Trying to Do Everything at Once
Companies that try to implement all 10 Section 30 measures simultaneously get overwhelmed and stall. Follow the priority order: register, inventory, risk assessment, incident process. Then layer in policies, access controls, supplier management, and training over the following months.
No Clear Owner
NIS2 compliance cannot be a side task that nobody owns. Designate one person who is responsible for driving the process. This does not mean they do everything themselves – it means there is someone who tracks progress, escalates blockers, and reports to management. Without an owner, nothing moves.
Perfecting Documentation Before Starting
A 3-page policy that exists today is worth more than a 30-page policy that will be finished 'next quarter.' Start with short, practical documents. You can refine them over time. The BSI wants to see that you have a process, not that you have perfect prose.
Frequently Asked Questions
Do we need to hire a dedicated CISO for NIS2?
Not necessarily. The BSIG requires that someone is responsible for cybersecurity, but it does not mandate a dedicated CISO role. For a 50 to 150 person company, this can be your IT manager, quality manager, or another technical leader who takes on NIS2 as a primary responsibility. What matters is that the person has authority to make decisions and direct access to management. For companies over 150 employees or in high-criticality sectors, a dedicated role becomes more practical.
How much time per week does NIS2 compliance take after the initial setup?
After the first 3 to 6 months of setup, ongoing NIS2 compliance for a mid-market company typically requires 4 to 8 hours per week from the responsible person. This covers monitoring, incident triage, supplier follow-ups, and periodic reviews. Annual activities like full risk reassessment and management training require additional focused time. Most of the work is not technical – it is documentation, process, and communication.
Can we use ISO 27001 certification instead of NIS2 compliance?

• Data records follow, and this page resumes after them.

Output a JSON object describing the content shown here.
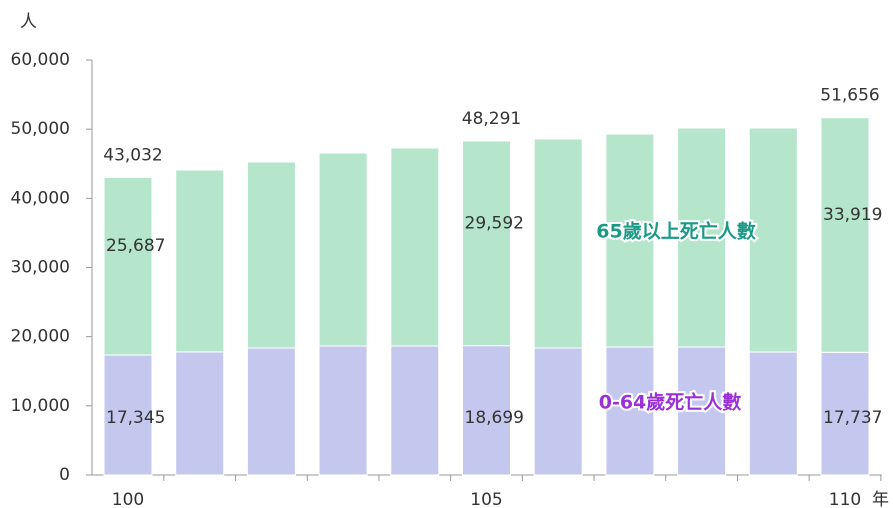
{
  "chart_data": {
    "type": "stacked_bar",
    "y_unit": "人",
    "x_unit": "年",
    "categories": [
      "100",
      null,
      null,
      null,
      null,
      "105",
      null,
      null,
      null,
      null,
      "110"
    ],
    "series": [
      {
        "name": "0-64歲死亡人數",
        "color": "#c5c8ee",
        "label_color": "#9b30d9",
        "values": [
          17345,
          17800,
          18360,
          18650,
          18650,
          18699,
          18360,
          18500,
          18500,
          17780,
          17737
        ],
        "value_labels": [
          "17,345",
          null,
          null,
          null,
          null,
          "18,699",
          null,
          null,
          null,
          null,
          "17,737"
        ]
      },
      {
        "name": "65歲以上死亡人數",
        "color": "#b5e6cc",
        "label_color": "#1a9a86",
        "values": [
          25687,
          26300,
          26890,
          27900,
          28630,
          29592,
          30220,
          30800,
          31670,
          32390,
          33919
        ],
        "value_labels": [
          "25,687",
          null,
          null,
          null,
          null,
          "29,592",
          null,
          null,
          null,
          null,
          "33,919"
        ]
      }
    ],
    "totals": [
      43032,
      null,
      null,
      null,
      null,
      48291,
      null,
      null,
      null,
      null,
      51656
    ],
    "total_labels": [
      "43,032",
      null,
      null,
      null,
      null,
      "48,291",
      null,
      null,
      null,
      null,
      "51,656"
    ],
    "ylim": [
      0,
      60000
    ],
    "yticks": [
      0,
      {
        "value": 10000,
        "label": "10,000"
      },
      {
        "value": 20000,
        "label": "20,000"
      },
      {
        "value": 30000,
        "label": "30,000"
      },
      {
        "value": 40000,
        "label": "40,000"
      },
      {
        "value": 50000,
        "label": "50,000"
      },
      {
        "value": 60000,
        "label": "60,000"
      }
    ]
  }
}
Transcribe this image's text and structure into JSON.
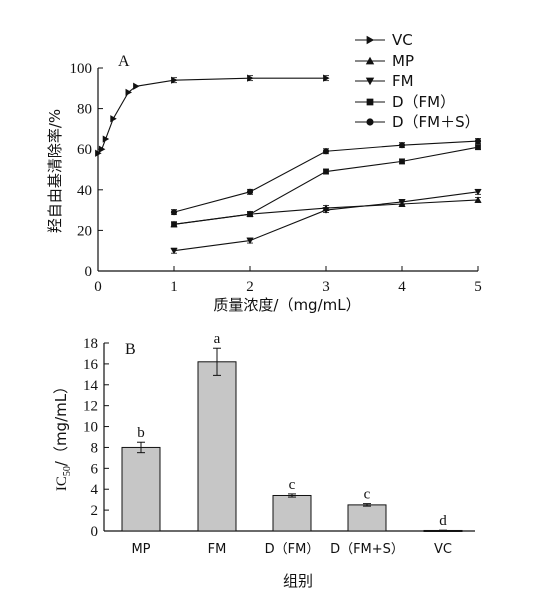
{
  "chart_data": [
    {
      "panel_label": "A",
      "type": "line",
      "ylabel": "羟自由基清除率/%",
      "xlabel": "质量浓度/（mg/mL）",
      "xlim": [
        0,
        5
      ],
      "ylim": [
        0,
        100
      ],
      "x_ticks": [
        "0",
        "1",
        "2",
        "3",
        "4",
        "5"
      ],
      "y_ticks": [
        "0",
        "20",
        "40",
        "60",
        "80",
        "100"
      ],
      "legend_position": "top-right",
      "series": [
        {
          "name": "VC",
          "marker": "triangle-right",
          "x": [
            0,
            0.05,
            0.1,
            0.2,
            0.4,
            0.5,
            1,
            2,
            3
          ],
          "y": [
            58,
            60,
            65,
            75,
            88,
            91,
            94,
            95,
            95
          ]
        },
        {
          "name": "MP",
          "marker": "triangle-up",
          "x": [
            1,
            2,
            3,
            4,
            5
          ],
          "y": [
            23,
            28,
            31,
            33,
            35
          ]
        },
        {
          "name": "FM",
          "marker": "triangle-down",
          "x": [
            1,
            2,
            3,
            4,
            5
          ],
          "y": [
            10,
            15,
            30,
            34,
            39
          ]
        },
        {
          "name": "D（FM）",
          "marker": "square",
          "x": [
            1,
            2,
            3,
            4,
            5
          ],
          "y": [
            23,
            28,
            49,
            54,
            61
          ]
        },
        {
          "name": "D（FM＋S）",
          "marker": "circle",
          "x": [
            1,
            2,
            3,
            4,
            5
          ],
          "y": [
            29,
            39,
            59,
            62,
            64
          ]
        }
      ]
    },
    {
      "panel_label": "B",
      "type": "bar",
      "ylabel_main": "IC",
      "ylabel_sub": "50",
      "ylabel_rest": "/（mg/mL）",
      "xlabel": "组别",
      "ylim": [
        0,
        18
      ],
      "y_ticks": [
        "0",
        "2",
        "4",
        "6",
        "8",
        "10",
        "12",
        "14",
        "16",
        "18"
      ],
      "categories": [
        "MP",
        "FM",
        "D（FM）",
        "D（FM+S）",
        "VC"
      ],
      "values": [
        8.0,
        16.2,
        3.4,
        2.5,
        0.05
      ],
      "errors": [
        0.5,
        1.3,
        0.15,
        0.12,
        0.03
      ],
      "significance": [
        "b",
        "a",
        "c",
        "c",
        "d"
      ],
      "bar_color": "#c6c6c6"
    }
  ]
}
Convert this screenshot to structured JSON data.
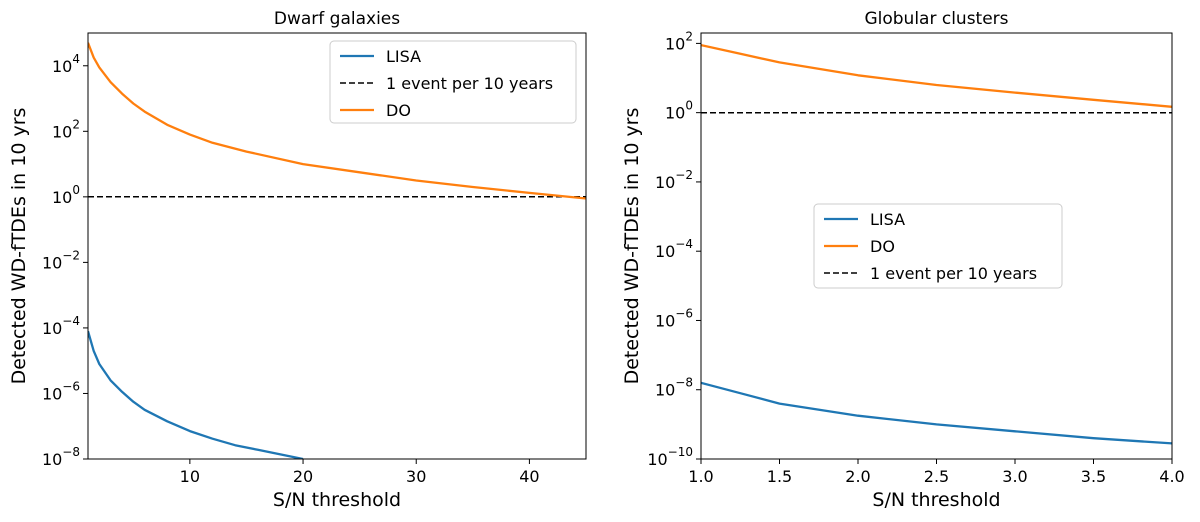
{
  "chart_data": [
    {
      "type": "line",
      "title": "Dwarf galaxies",
      "xlabel": "S/N threshold",
      "ylabel": "Detected WD-fTDEs in 10 yrs",
      "xlim": [
        1,
        45
      ],
      "ylim_log10": [
        -8,
        5
      ],
      "x_ticks": [
        {
          "value": 10,
          "label": "10"
        },
        {
          "value": 20,
          "label": "20"
        },
        {
          "value": 30,
          "label": "30"
        },
        {
          "value": 40,
          "label": "40"
        }
      ],
      "y_ticks": [
        {
          "exp": 4,
          "base": "10",
          "sup": "4"
        },
        {
          "exp": 2,
          "base": "10",
          "sup": "2"
        },
        {
          "exp": 0,
          "base": "10",
          "sup": "0"
        },
        {
          "exp": -2,
          "base": "10",
          "sup": "−2"
        },
        {
          "exp": -4,
          "base": "10",
          "sup": "−4"
        },
        {
          "exp": -6,
          "base": "10",
          "sup": "−6"
        },
        {
          "exp": -8,
          "base": "10",
          "sup": "−8"
        }
      ],
      "legend_position": "top-right",
      "series": [
        {
          "name": "LISA",
          "color": "#1f77b4",
          "style": "solid",
          "x": [
            1,
            1.5,
            2,
            3,
            4,
            5,
            6,
            8,
            10,
            12,
            14,
            16,
            18,
            20
          ],
          "log10_y": [
            -4.1,
            -4.7,
            -5.1,
            -5.6,
            -5.95,
            -6.25,
            -6.5,
            -6.85,
            -7.15,
            -7.38,
            -7.58,
            -7.72,
            -7.86,
            -8.0
          ]
        },
        {
          "name": "1 event per 10 years",
          "color": "#000000",
          "style": "dashed",
          "x": [
            1,
            45
          ],
          "log10_y": [
            0,
            0
          ]
        },
        {
          "name": "DO",
          "color": "#ff7f0e",
          "style": "solid",
          "x": [
            1,
            1.5,
            2,
            3,
            4,
            5,
            6,
            8,
            10,
            12,
            15,
            20,
            25,
            30,
            35,
            40,
            45
          ],
          "log10_y": [
            4.7,
            4.25,
            3.95,
            3.5,
            3.15,
            2.85,
            2.6,
            2.2,
            1.9,
            1.65,
            1.38,
            1.0,
            0.75,
            0.5,
            0.3,
            0.12,
            -0.05
          ]
        }
      ]
    },
    {
      "type": "line",
      "title": "Globular clusters",
      "xlabel": "S/N threshold",
      "ylabel": "Detected WD-fTDEs in 10 yrs",
      "xlim": [
        1.0,
        4.0
      ],
      "ylim_log10": [
        -10,
        2.3
      ],
      "x_ticks": [
        {
          "value": 1.0,
          "label": "1.0"
        },
        {
          "value": 1.5,
          "label": "1.5"
        },
        {
          "value": 2.0,
          "label": "2.0"
        },
        {
          "value": 2.5,
          "label": "2.5"
        },
        {
          "value": 3.0,
          "label": "3.0"
        },
        {
          "value": 3.5,
          "label": "3.5"
        },
        {
          "value": 4.0,
          "label": "4.0"
        }
      ],
      "y_ticks": [
        {
          "exp": 2,
          "base": "10",
          "sup": "2"
        },
        {
          "exp": 0,
          "base": "10",
          "sup": "0"
        },
        {
          "exp": -2,
          "base": "10",
          "sup": "−2"
        },
        {
          "exp": -4,
          "base": "10",
          "sup": "−4"
        },
        {
          "exp": -6,
          "base": "10",
          "sup": "−6"
        },
        {
          "exp": -8,
          "base": "10",
          "sup": "−8"
        },
        {
          "exp": -10,
          "base": "10",
          "sup": "−10"
        }
      ],
      "legend_position": "center",
      "series": [
        {
          "name": "LISA",
          "color": "#1f77b4",
          "style": "solid",
          "x": [
            1.0,
            1.25,
            1.5,
            2.0,
            2.5,
            3.0,
            3.5,
            4.0
          ],
          "log10_y": [
            -7.8,
            -8.1,
            -8.4,
            -8.75,
            -9.0,
            -9.2,
            -9.4,
            -9.55
          ]
        },
        {
          "name": "DO",
          "color": "#ff7f0e",
          "style": "solid",
          "x": [
            1.0,
            1.25,
            1.5,
            2.0,
            2.5,
            3.0,
            3.5,
            4.0
          ],
          "log10_y": [
            1.95,
            1.7,
            1.45,
            1.08,
            0.8,
            0.58,
            0.37,
            0.17
          ]
        },
        {
          "name": "1 event per 10 years",
          "color": "#000000",
          "style": "dashed",
          "x": [
            1.0,
            4.0
          ],
          "log10_y": [
            0,
            0
          ]
        }
      ]
    }
  ]
}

ISO 27001 covers significant overlap with NIS2, but it is not a direct substitute. Having ISO 27001 means you already have most of the management system in place (risk assessment, policies, access controls, incident management). You still need to satisfy NIS2-specific requirements: BSI registration, the specific incident reporting timelines (24h/72h/1 month), supply chain security as defined by Section 30(2)(4) BSIG, and management liability documentation under Section 38. An ISO 27001-certified company can typically reach NIS2 compliance in weeks rather than months.

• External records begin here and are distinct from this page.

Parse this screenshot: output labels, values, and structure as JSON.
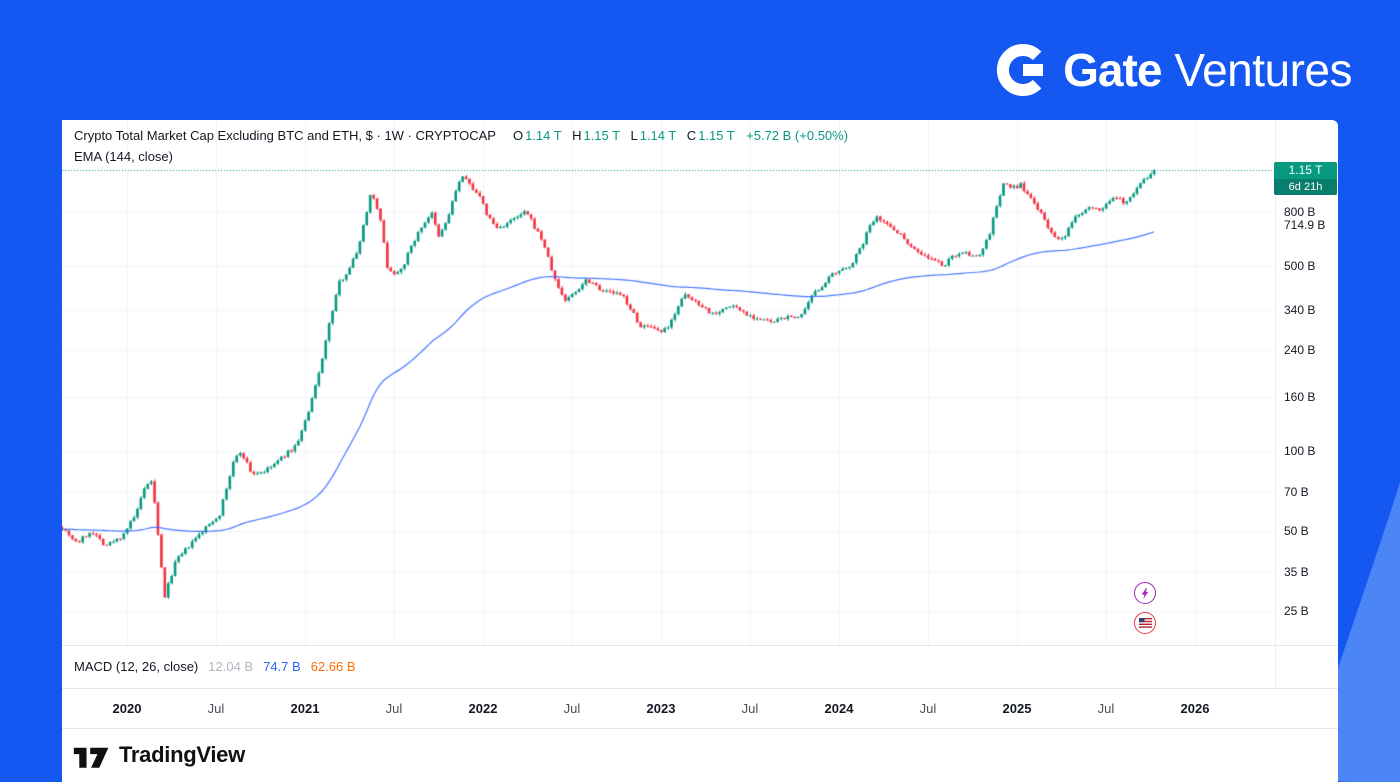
{
  "theme": {
    "background": "#1457F1",
    "corner_accent": "#4C86F6",
    "panel": "#FFFFFF"
  },
  "brand": {
    "gate": "Gate",
    "ventures": "Ventures"
  },
  "chart": {
    "legend": {
      "title": "Crypto Total Market Cap Excluding BTC and ETH, $ · 1W · CRYPTOCAP",
      "open_label": "O",
      "open": "1.14 T",
      "high_label": "H",
      "high": "1.15 T",
      "low_label": "L",
      "low": "1.14 T",
      "close_label": "C",
      "close": "1.15 T",
      "change": "+5.72 B (+0.50%)",
      "ema": "EMA (144, close)"
    },
    "price_badge": {
      "value": "1.15 T",
      "countdown": "6d 21h"
    },
    "macd": {
      "label": "MACD (12, 26, close)",
      "histogram_value": "12.04 B",
      "macd_value": "74.7 B",
      "signal_value": "62.66 B"
    }
  },
  "footer": {
    "brand": "TradingView"
  },
  "chart_data": {
    "type": "candlestick",
    "title": "Crypto Total Market Cap Excluding BTC and ETH",
    "symbol": "CRYPTOCAP",
    "timeframe": "1W",
    "units": "USD billions",
    "scale": "logarithmic",
    "current_value_billions": 1150,
    "ema_period": 144,
    "ema_current_billions": 714.9,
    "colors": {
      "up": "#089981",
      "down": "#F23645",
      "ema": "#2962FF",
      "grid": "#F0F3FA",
      "price_line": "#089981"
    },
    "y_axis": {
      "ticks": [
        {
          "label": "800 B",
          "value": 800
        },
        {
          "label": "714.9 B",
          "value": 714.9,
          "grid": false
        },
        {
          "label": "500 B",
          "value": 500
        },
        {
          "label": "340 B",
          "value": 340
        },
        {
          "label": "240 B",
          "value": 240
        },
        {
          "label": "160 B",
          "value": 160
        },
        {
          "label": "100 B",
          "value": 100
        },
        {
          "label": "70 B",
          "value": 70
        },
        {
          "label": "50 B",
          "value": 50
        },
        {
          "label": "35 B",
          "value": 35
        },
        {
          "label": "25 B",
          "value": 25
        }
      ]
    },
    "x_axis": {
      "ticks": [
        {
          "label": "2020",
          "t": 2020,
          "major": true
        },
        {
          "label": "Jul",
          "t": 2020.5,
          "major": false
        },
        {
          "label": "2021",
          "t": 2021,
          "major": true
        },
        {
          "label": "Jul",
          "t": 2021.5,
          "major": false
        },
        {
          "label": "2022",
          "t": 2022,
          "major": true
        },
        {
          "label": "Jul",
          "t": 2022.5,
          "major": false
        },
        {
          "label": "2023",
          "t": 2023,
          "major": true
        },
        {
          "label": "Jul",
          "t": 2023.5,
          "major": false
        },
        {
          "label": "2024",
          "t": 2024,
          "major": true
        },
        {
          "label": "Jul",
          "t": 2024.5,
          "major": false
        },
        {
          "label": "2025",
          "t": 2025,
          "major": true
        },
        {
          "label": "Jul",
          "t": 2025.5,
          "major": false
        },
        {
          "label": "2026",
          "t": 2026,
          "major": true
        }
      ]
    },
    "markers": [
      {
        "icon": "lightning",
        "color": "#9C27B0",
        "t": 2025.72,
        "v": 29
      },
      {
        "icon": "us-flag",
        "color": "#F23645",
        "t": 2025.72,
        "v": 22.5
      }
    ],
    "anchors_weekly_close_billions": [
      [
        2019.63,
        52
      ],
      [
        2019.72,
        45
      ],
      [
        2019.8,
        50
      ],
      [
        2019.88,
        44
      ],
      [
        2019.96,
        47
      ],
      [
        2020.04,
        56
      ],
      [
        2020.1,
        72
      ],
      [
        2020.14,
        78
      ],
      [
        2020.21,
        28
      ],
      [
        2020.27,
        38
      ],
      [
        2020.35,
        44
      ],
      [
        2020.45,
        52
      ],
      [
        2020.52,
        58
      ],
      [
        2020.6,
        92
      ],
      [
        2020.64,
        100
      ],
      [
        2020.7,
        82
      ],
      [
        2020.78,
        84
      ],
      [
        2020.85,
        92
      ],
      [
        2020.95,
        105
      ],
      [
        2021.02,
        140
      ],
      [
        2021.08,
        200
      ],
      [
        2021.13,
        290
      ],
      [
        2021.19,
        430
      ],
      [
        2021.24,
        480
      ],
      [
        2021.29,
        560
      ],
      [
        2021.33,
        720
      ],
      [
        2021.37,
        950
      ],
      [
        2021.4,
        860
      ],
      [
        2021.43,
        700
      ],
      [
        2021.46,
        500
      ],
      [
        2021.5,
        465
      ],
      [
        2021.55,
        500
      ],
      [
        2021.61,
        620
      ],
      [
        2021.67,
        730
      ],
      [
        2021.71,
        790
      ],
      [
        2021.75,
        640
      ],
      [
        2021.8,
        750
      ],
      [
        2021.85,
        980
      ],
      [
        2021.88,
        1090
      ],
      [
        2021.92,
        1020
      ],
      [
        2021.97,
        940
      ],
      [
        2022.03,
        760
      ],
      [
        2022.08,
        690
      ],
      [
        2022.13,
        720
      ],
      [
        2022.19,
        760
      ],
      [
        2022.24,
        800
      ],
      [
        2022.29,
        700
      ],
      [
        2022.34,
        610
      ],
      [
        2022.37,
        520
      ],
      [
        2022.41,
        430
      ],
      [
        2022.46,
        370
      ],
      [
        2022.52,
        400
      ],
      [
        2022.58,
        445
      ],
      [
        2022.62,
        430
      ],
      [
        2022.68,
        400
      ],
      [
        2022.74,
        395
      ],
      [
        2022.79,
        380
      ],
      [
        2022.84,
        335
      ],
      [
        2022.87,
        300
      ],
      [
        2022.93,
        292
      ],
      [
        2022.99,
        280
      ],
      [
        2023.04,
        290
      ],
      [
        2023.09,
        350
      ],
      [
        2023.13,
        385
      ],
      [
        2023.18,
        370
      ],
      [
        2023.23,
        355
      ],
      [
        2023.28,
        330
      ],
      [
        2023.34,
        340
      ],
      [
        2023.4,
        355
      ],
      [
        2023.46,
        335
      ],
      [
        2023.52,
        320
      ],
      [
        2023.58,
        310
      ],
      [
        2023.64,
        305
      ],
      [
        2023.68,
        320
      ],
      [
        2023.74,
        318
      ],
      [
        2023.8,
        330
      ],
      [
        2023.85,
        385
      ],
      [
        2023.9,
        420
      ],
      [
        2023.96,
        460
      ],
      [
        2024.02,
        480
      ],
      [
        2024.07,
        510
      ],
      [
        2024.12,
        580
      ],
      [
        2024.17,
        700
      ],
      [
        2024.21,
        780
      ],
      [
        2024.26,
        720
      ],
      [
        2024.31,
        690
      ],
      [
        2024.36,
        640
      ],
      [
        2024.42,
        580
      ],
      [
        2024.48,
        545
      ],
      [
        2024.54,
        520
      ],
      [
        2024.59,
        500
      ],
      [
        2024.64,
        545
      ],
      [
        2024.69,
        565
      ],
      [
        2024.74,
        540
      ],
      [
        2024.79,
        555
      ],
      [
        2024.84,
        640
      ],
      [
        2024.88,
        820
      ],
      [
        2024.93,
        1040
      ],
      [
        2024.97,
        980
      ],
      [
        2025.02,
        1010
      ],
      [
        2025.07,
        900
      ],
      [
        2025.12,
        820
      ],
      [
        2025.17,
        700
      ],
      [
        2025.22,
        640
      ],
      [
        2025.26,
        620
      ],
      [
        2025.31,
        740
      ],
      [
        2025.36,
        800
      ],
      [
        2025.41,
        850
      ],
      [
        2025.46,
        800
      ],
      [
        2025.51,
        870
      ],
      [
        2025.56,
        900
      ],
      [
        2025.6,
        860
      ],
      [
        2025.65,
        940
      ],
      [
        2025.7,
        1030
      ],
      [
        2025.74,
        1090
      ],
      [
        2025.78,
        1150
      ]
    ]
  }
}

What if we get audited before we are fully compliant?
For important entities (wichtige Einrichtungen), the BSI only audits reactively – meaning after an incident or evidence of non-compliance. For essential entities, proactive audits can happen. In either case, the BSI evaluates your overall posture, not just whether every requirement is perfectly met. A company that can show it has registered, started a risk assessment, is implementing measures, and has management engagement is in a defensible position. A company that has done nothing is not.
Should we do this ourselves or hire a consultant?
For a 50 to 250 person company, a combination works best. Use a structured platform or guide for the framework (this keeps costs under control and ensures nothing is missed), and bring in a consultant for specific topics where you lack expertise – typically risk assessment methodology, technical security measures, or legal review of policies. Avoid open-ended consulting engagements. Define the scope and deliverables upfront. The total cost for external support should be proportionate to your risk – typically 15,000 to 40,000 euros for the initial setup.